Kate Elliott stars as Detective Jess Savage in Three's new crime drama, The Gulf. Photo / Supplied
Three's marketing for its new crime drama The Gulf has dubbed the show "New Zealand's answer to Broadchurch".
It's a bold comparison. Usually such statements are compensating for something such as the bigger the brag, the poorer the show. Thankfully, that's not the case with The Gulf.
It maynot have the same pedigree as Broadchurch (or include David Tennant shouting "murder" in his Scottish accent), but it's proving to be one of the more compelling local shows of the year.
Set on Waiheke Island, this six-part German-New Zealand co-production does share some parallels with Broadchurch, most notably a lead detective who's unravelling alongside their investigation and a seaside location that looms beautifully — and menacingly — over everything.
Unlike Broadchurch, however, where its story began with a young boy being found dead, The Gulf's spider web of mysteries begins when a traumatised young boy named Nathan (Niko Clare) is found alive five years after going missing on a school trip.
Kate Elliott stars as Detective Jess Savage, the investigator who originally concluded Nathan had likely drowned. Despite the fact she's recovering from a horrific car crash that killed her husband and left her with amnesia, she gets back to work on Nathan's case alongside Detective Justin Harding (Ido Drent), a colleague she has little time for.

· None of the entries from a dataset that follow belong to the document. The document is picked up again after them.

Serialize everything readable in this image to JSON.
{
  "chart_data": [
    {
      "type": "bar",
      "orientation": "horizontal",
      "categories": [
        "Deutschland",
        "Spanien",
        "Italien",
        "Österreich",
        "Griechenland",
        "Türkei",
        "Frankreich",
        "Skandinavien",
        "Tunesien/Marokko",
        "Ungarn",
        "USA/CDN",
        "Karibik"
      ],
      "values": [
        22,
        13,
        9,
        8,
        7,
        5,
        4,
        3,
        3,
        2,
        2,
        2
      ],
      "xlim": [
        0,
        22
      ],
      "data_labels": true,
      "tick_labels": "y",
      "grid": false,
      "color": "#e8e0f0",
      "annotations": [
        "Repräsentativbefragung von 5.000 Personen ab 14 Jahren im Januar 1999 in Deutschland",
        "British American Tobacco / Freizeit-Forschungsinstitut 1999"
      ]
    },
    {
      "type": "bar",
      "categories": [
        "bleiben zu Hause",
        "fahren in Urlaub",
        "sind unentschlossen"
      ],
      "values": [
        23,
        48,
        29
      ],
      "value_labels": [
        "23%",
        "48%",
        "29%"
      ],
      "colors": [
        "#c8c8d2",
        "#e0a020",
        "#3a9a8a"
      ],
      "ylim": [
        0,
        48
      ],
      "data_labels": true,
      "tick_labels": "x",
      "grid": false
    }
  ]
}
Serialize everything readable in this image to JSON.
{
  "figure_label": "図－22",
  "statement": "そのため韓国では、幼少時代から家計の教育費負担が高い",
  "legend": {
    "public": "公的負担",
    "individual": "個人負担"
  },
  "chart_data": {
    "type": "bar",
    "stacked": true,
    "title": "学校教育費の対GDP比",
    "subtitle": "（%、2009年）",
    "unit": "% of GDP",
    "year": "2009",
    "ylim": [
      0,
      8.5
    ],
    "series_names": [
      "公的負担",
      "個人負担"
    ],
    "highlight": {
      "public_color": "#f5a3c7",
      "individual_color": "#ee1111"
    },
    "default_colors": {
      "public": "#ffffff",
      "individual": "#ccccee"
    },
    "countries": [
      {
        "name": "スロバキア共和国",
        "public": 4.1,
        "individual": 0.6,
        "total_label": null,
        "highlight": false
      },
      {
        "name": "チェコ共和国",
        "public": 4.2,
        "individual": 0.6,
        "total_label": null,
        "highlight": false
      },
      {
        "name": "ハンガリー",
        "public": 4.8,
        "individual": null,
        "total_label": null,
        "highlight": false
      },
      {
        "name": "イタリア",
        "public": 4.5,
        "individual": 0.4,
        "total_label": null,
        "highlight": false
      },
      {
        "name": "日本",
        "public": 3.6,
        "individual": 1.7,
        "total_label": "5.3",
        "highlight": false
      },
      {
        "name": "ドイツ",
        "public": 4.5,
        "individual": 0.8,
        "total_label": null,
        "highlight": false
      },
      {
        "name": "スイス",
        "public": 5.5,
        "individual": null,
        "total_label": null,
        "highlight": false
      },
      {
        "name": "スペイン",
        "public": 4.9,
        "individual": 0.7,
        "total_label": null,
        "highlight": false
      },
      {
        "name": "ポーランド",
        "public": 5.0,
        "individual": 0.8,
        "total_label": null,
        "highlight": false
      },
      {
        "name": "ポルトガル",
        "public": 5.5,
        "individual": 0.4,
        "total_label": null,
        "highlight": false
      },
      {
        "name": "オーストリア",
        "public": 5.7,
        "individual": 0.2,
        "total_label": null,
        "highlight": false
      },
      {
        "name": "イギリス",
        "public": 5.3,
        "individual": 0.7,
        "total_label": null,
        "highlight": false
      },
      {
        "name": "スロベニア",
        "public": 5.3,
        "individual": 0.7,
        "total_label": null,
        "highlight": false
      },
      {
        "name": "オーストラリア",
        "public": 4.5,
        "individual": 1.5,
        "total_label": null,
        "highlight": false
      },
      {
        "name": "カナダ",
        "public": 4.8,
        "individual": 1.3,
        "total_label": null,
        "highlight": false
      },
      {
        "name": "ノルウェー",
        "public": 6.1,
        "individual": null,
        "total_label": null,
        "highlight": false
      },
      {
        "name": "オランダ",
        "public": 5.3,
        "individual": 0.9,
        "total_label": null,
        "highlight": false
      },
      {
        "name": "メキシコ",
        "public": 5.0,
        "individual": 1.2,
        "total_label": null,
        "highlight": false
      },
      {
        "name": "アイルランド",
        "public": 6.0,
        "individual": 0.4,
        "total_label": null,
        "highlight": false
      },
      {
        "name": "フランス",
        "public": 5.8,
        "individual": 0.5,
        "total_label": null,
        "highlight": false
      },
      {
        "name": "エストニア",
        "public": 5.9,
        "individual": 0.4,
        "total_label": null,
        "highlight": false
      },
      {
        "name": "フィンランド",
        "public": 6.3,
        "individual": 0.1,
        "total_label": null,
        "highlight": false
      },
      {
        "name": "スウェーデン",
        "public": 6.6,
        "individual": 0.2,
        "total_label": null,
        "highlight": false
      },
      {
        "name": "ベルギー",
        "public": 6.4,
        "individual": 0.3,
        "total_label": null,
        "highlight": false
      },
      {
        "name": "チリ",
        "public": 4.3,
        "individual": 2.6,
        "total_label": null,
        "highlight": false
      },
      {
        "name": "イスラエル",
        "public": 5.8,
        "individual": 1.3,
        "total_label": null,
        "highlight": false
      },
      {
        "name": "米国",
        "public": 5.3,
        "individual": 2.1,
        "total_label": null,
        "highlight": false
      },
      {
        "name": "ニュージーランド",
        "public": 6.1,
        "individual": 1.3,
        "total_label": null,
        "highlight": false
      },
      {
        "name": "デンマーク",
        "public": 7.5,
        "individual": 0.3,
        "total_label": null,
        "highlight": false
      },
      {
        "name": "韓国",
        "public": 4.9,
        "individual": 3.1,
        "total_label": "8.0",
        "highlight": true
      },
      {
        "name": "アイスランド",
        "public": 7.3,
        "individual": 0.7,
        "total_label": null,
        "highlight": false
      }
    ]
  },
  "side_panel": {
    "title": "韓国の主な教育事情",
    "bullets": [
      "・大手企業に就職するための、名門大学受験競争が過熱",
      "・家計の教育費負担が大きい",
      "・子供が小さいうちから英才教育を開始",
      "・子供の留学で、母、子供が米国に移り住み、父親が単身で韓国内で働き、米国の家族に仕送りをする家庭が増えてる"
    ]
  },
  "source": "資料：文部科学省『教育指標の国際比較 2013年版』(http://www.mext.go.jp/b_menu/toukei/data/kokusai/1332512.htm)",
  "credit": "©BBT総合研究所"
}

While Justin gets busy poking holes in the original case (and putting a few local noses out of joint in the process) Jess is on intertwining missions of her own — finding Nathan's kidnapper and investigating her growing suspicions that her car crash was no accident.
For Jess, that means examining events both from five years ago and just a few days ago, a process that her foggy brain and bruised body is increasingly relying on morphine to do. And as we saw in Monday night's premiere, it's taking its toll.

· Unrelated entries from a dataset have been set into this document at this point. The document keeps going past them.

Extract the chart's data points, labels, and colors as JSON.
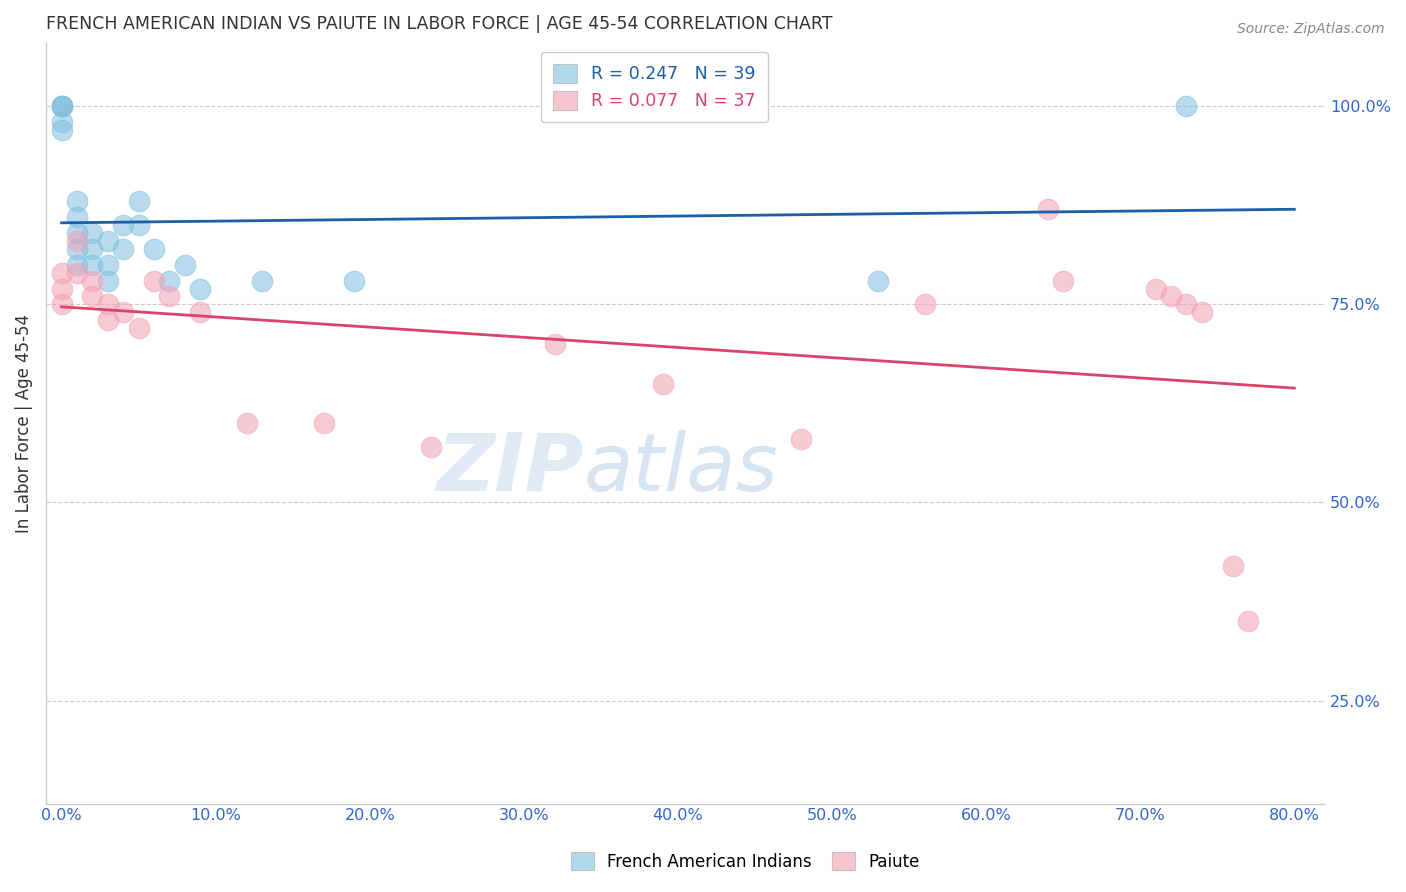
{
  "title": "FRENCH AMERICAN INDIAN VS PAIUTE IN LABOR FORCE | AGE 45-54 CORRELATION CHART",
  "source": "Source: ZipAtlas.com",
  "ylabel_label": "In Labor Force | Age 45-54",
  "ylabel_tick_vals": [
    1.0,
    0.75,
    0.5,
    0.25
  ],
  "ylabel_tick_labels": [
    "100.0%",
    "75.0%",
    "50.0%",
    "25.0%"
  ],
  "xtick_vals": [
    0.0,
    0.1,
    0.2,
    0.3,
    0.4,
    0.5,
    0.6,
    0.7,
    0.8
  ],
  "xtick_labels": [
    "0.0%",
    "10.0%",
    "20.0%",
    "30.0%",
    "40.0%",
    "50.0%",
    "60.0%",
    "70.0%",
    "80.0%"
  ],
  "xlim": [
    -0.01,
    0.82
  ],
  "ylim": [
    0.12,
    1.08
  ],
  "watermark_zip": "ZIP",
  "watermark_atlas": "atlas",
  "blue_color": "#7fbfdf",
  "pink_color": "#f4a0b5",
  "blue_line_color": "#1a5fa8",
  "pink_line_color": "#d9436e",
  "title_color": "#333333",
  "axis_label_color": "#333333",
  "tick_color": "#3366cc",
  "grid_color": "#cccccc",
  "blue_R": 0.247,
  "blue_N": 39,
  "pink_R": 0.077,
  "pink_N": 37,
  "blue_scatter_x": [
    0.0,
    0.0,
    0.0,
    0.0,
    0.0,
    0.01,
    0.01,
    0.01,
    0.01,
    0.01,
    0.02,
    0.02,
    0.02,
    0.03,
    0.03,
    0.03,
    0.04,
    0.04,
    0.05,
    0.05,
    0.06,
    0.07,
    0.08,
    0.09,
    0.13,
    0.19,
    0.53,
    0.73
  ],
  "blue_scatter_y": [
    1.0,
    1.0,
    1.0,
    0.98,
    0.97,
    0.88,
    0.86,
    0.84,
    0.82,
    0.8,
    0.84,
    0.82,
    0.8,
    0.83,
    0.8,
    0.78,
    0.85,
    0.82,
    0.88,
    0.85,
    0.82,
    0.78,
    0.8,
    0.77,
    0.78,
    0.78,
    0.78,
    1.0
  ],
  "pink_scatter_x": [
    0.0,
    0.0,
    0.0,
    0.01,
    0.01,
    0.02,
    0.02,
    0.03,
    0.03,
    0.04,
    0.05,
    0.06,
    0.07,
    0.09,
    0.12,
    0.17,
    0.24,
    0.32,
    0.39,
    0.48,
    0.56,
    0.64,
    0.65,
    0.71,
    0.72,
    0.73,
    0.74,
    0.76,
    0.77
  ],
  "pink_scatter_y": [
    0.79,
    0.77,
    0.75,
    0.83,
    0.79,
    0.78,
    0.76,
    0.75,
    0.73,
    0.74,
    0.72,
    0.78,
    0.76,
    0.74,
    0.6,
    0.6,
    0.57,
    0.7,
    0.65,
    0.58,
    0.75,
    0.87,
    0.78,
    0.77,
    0.76,
    0.75,
    0.74,
    0.42,
    0.35
  ]
}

Elliott is superb as her character battles grief and confusion both at home and at work, emotions that she said were easy to reach on this particular job. The actor told the Herald last week that she was "pretty broken" herself while working on The Gulf.
"I was walking round like a raw nerve for most of last year, so everything was on the surface anyway; it was all right there for me to access," she said.
It sure was.
Jess' pain — both physical and psychological — is clear as she goes about her investigations. And while a tortured detective with a lot of demons and little in the way of social skills might be a common TV trope, in Elliott's hands, this character's far from cliché.

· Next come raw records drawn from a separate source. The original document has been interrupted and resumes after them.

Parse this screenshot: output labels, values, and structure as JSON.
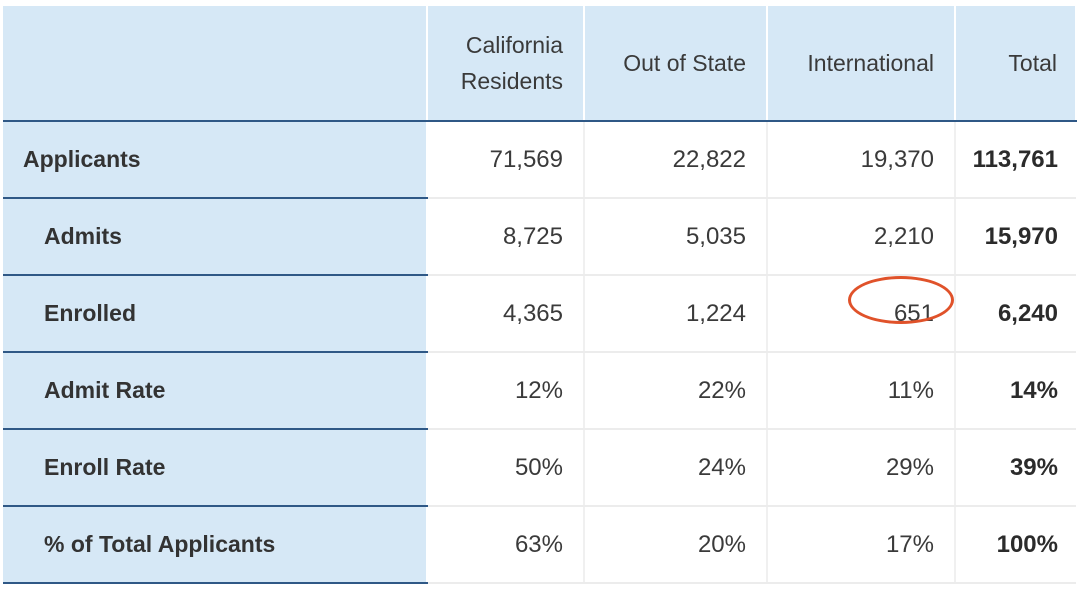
{
  "table": {
    "columns": [
      "",
      "California Residents",
      "Out of State",
      "International",
      "Total"
    ],
    "header_lines": [
      [],
      [
        "California",
        "Residents"
      ],
      [
        "Out of State"
      ],
      [
        "International"
      ],
      [
        "Total"
      ]
    ],
    "rows": [
      {
        "label": "Applicants",
        "indent": false,
        "values": [
          "71,569",
          "22,822",
          "19,370"
        ],
        "total": "113,761"
      },
      {
        "label": "Admits",
        "indent": true,
        "values": [
          "8,725",
          "5,035",
          "2,210"
        ],
        "total": "15,970"
      },
      {
        "label": "Enrolled",
        "indent": true,
        "values": [
          "4,365",
          "1,224",
          "651"
        ],
        "total": "6,240"
      },
      {
        "label": "Admit Rate",
        "indent": true,
        "values": [
          "12%",
          "22%",
          "11%"
        ],
        "total": "14%"
      },
      {
        "label": "Enroll Rate",
        "indent": true,
        "values": [
          "50%",
          "24%",
          "29%"
        ],
        "total": "39%"
      },
      {
        "label": "% of Total Applicants",
        "indent": true,
        "values": [
          "63%",
          "20%",
          "17%"
        ],
        "total": "100%"
      }
    ]
  },
  "annotation": {
    "circled_value": "651",
    "circle_color": "#e0522a"
  },
  "colors": {
    "header_bg": "#d6e8f6",
    "row_divider": "#2f5886",
    "text": "#3a3a3a"
  }
}
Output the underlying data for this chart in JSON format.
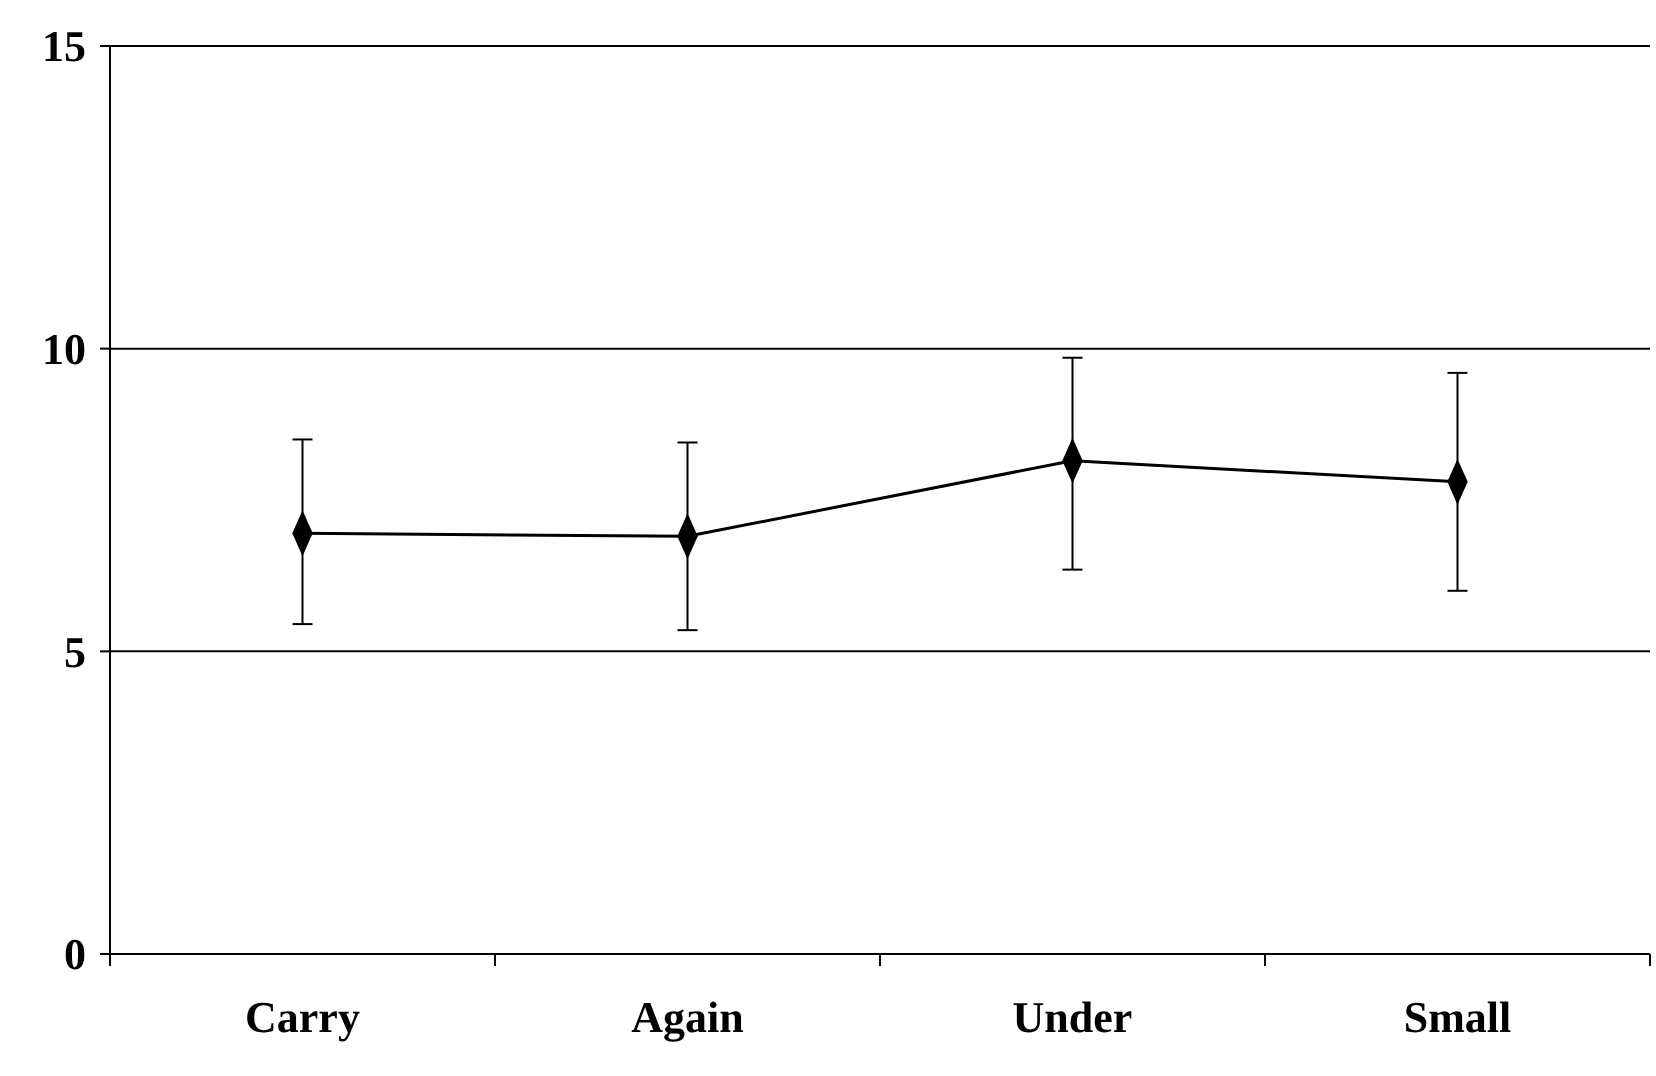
{
  "chart_data": {
    "type": "line",
    "categories": [
      "Carry",
      "Again",
      "Under",
      "Small"
    ],
    "series": [
      {
        "color": "#000000",
        "values": [
          6.95,
          6.9,
          8.15,
          7.8
        ],
        "errors": [
          [
            5.45,
            8.5
          ],
          [
            5.35,
            8.45
          ],
          [
            6.35,
            9.85
          ],
          [
            6.0,
            9.6
          ]
        ]
      }
    ],
    "ylim": [
      0,
      15
    ],
    "yticks": [
      0,
      5,
      10,
      15
    ],
    "grid": "y",
    "marker": "diamond",
    "line_style": "solid"
  }
}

It also helps that the cast working alongside Elliott is very good. Pana Hema-Taylor and Mark Mitchinson are as dependable as ever, while newcomer Timmie Cameron delivers a fine performance as Jess' daughter, Ruby.
But it's Elliott's rapport with Drent that flows best. As a duo, they've managed to perfect the air of colleagues who barely tolerate each other. It's a weird kind of anti-chemistry that works really well, especially in a setting as moody as the Waiheke Island they've drawn on here.
The Gulf's Waiheke isn't the island we usually see on influencers' Instagram pages, where it's all poses with wine glasses in hand and sparkling blue water in the background.
Instead, the audience gets a darker, wilder — but still beautiful — Waiheke that suits the show's shadowy subject matter perfectly.
While The Gulf opened with a genuinely absorbing mystery on Monday night, the show only adds to these layers of intrigue next week. The relative slow burn of the first episode also gives way to much pacier action by the second chapter, though it's still not obvious where this tale is going to take us.
What I do know is that in an age where you can usually get a whole season of a show to stream in one fell swoop, it's going to be frustrating in the extreme to wait seven whole days for a new episode of The Gulf.
But I also know I'm going to look forward to taking this dark and twisty little trip down to Waiheke each week.